Wagner reduziert die Geschichte auf ihren überzeitlichen lebendigen Kern,
auf die existentielle Kraft der Liebe, die das eigentlich handelnde Prinzip
darstellt, nicht die Menschen. Diese Urgewalt wirkt durch Tistan und Isolde
hindurch, weder Isoldes Racheschwüre noch Tristans Loyalität zu König
Marke können sich ihr ernsthaft in den Weg stellen. Am Ende stirbt Tristan
in hellen und eindringlichen Bildern, allein auf einem weißen Bett. Woran
stirbt er eigentlich? Der Tod ist in der Oper Anlass für die schönsten
Schlussgesänge, und so erleben wir auch keine verzweifelte Isolde, sondern
eine gefasste, hoffende. In ihrer Trauer tritt Isolde aus ihrer Rolle
als Opernfigur heraus und wird zur Kammersängerin, die dem Publikum ihr
"Mild und leise" entgegenbringt.
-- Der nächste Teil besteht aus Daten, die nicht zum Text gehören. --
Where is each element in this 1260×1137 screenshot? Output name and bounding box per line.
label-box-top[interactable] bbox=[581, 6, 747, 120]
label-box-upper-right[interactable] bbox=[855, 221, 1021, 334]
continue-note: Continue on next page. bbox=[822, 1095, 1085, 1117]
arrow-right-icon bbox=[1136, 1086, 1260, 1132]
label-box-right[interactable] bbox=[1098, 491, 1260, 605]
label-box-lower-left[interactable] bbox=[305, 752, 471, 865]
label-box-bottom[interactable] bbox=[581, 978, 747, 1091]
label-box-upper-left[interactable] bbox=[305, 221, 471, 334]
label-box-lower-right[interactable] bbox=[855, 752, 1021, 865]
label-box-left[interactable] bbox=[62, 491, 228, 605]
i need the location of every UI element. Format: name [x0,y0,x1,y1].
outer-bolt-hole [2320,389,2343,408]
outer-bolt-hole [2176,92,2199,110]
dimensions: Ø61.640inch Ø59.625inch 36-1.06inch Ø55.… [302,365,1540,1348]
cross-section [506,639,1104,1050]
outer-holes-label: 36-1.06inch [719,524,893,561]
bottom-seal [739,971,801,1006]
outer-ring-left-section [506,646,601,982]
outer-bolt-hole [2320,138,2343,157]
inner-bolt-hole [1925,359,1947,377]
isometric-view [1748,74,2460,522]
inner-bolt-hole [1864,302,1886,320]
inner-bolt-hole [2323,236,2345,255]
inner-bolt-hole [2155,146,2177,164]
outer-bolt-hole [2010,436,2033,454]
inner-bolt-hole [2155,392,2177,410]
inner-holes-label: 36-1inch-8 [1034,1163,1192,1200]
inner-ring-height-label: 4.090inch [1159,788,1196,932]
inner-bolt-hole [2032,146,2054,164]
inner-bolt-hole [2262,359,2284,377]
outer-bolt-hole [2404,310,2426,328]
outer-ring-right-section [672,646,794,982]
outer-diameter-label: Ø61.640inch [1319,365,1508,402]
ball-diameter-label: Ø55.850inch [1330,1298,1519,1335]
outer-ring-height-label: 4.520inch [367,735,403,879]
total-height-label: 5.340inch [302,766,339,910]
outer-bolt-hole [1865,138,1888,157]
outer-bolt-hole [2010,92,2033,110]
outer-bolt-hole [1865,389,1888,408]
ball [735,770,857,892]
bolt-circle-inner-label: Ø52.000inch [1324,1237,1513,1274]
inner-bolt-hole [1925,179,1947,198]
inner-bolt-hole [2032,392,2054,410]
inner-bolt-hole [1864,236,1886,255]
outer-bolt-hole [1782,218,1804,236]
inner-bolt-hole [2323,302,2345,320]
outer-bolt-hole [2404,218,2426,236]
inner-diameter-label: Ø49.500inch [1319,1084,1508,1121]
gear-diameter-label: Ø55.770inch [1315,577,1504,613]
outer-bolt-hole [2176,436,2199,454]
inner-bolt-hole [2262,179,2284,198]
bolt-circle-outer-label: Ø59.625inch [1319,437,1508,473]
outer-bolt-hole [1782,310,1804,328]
Das Licht macht klar, dass die Liebe
der beiden den Tod überdauert. Dieser Apotheose zum Schluss hätte es im
Grund nicht bedurft.
Die Partien waren nahezu ideal besetzt. Susan Bullock sang die Isolde
mit leuchtender Strahlkraft und war in dieser Rolle eine echte Entdeckung
ebenso wie Anne-Marie Owens als Brangäne. Mark Lundberg als Tristan wirkte
anfangs ein wenig überfordert und nicht immer intonationssicher, steigerte
sich jedoch und sang einen fulminanten dritten Akt. John Wegner überzeugte
als Kurwenal auf der ganzen Linie, stimmlich mit einem geschmeidig kultivierten
Bariton und szenisch mit schlanker Beweglichkeit. Wie aus einer anderen
Dimension schien Sir Donald McIntyre als König Marke getreten zu sein.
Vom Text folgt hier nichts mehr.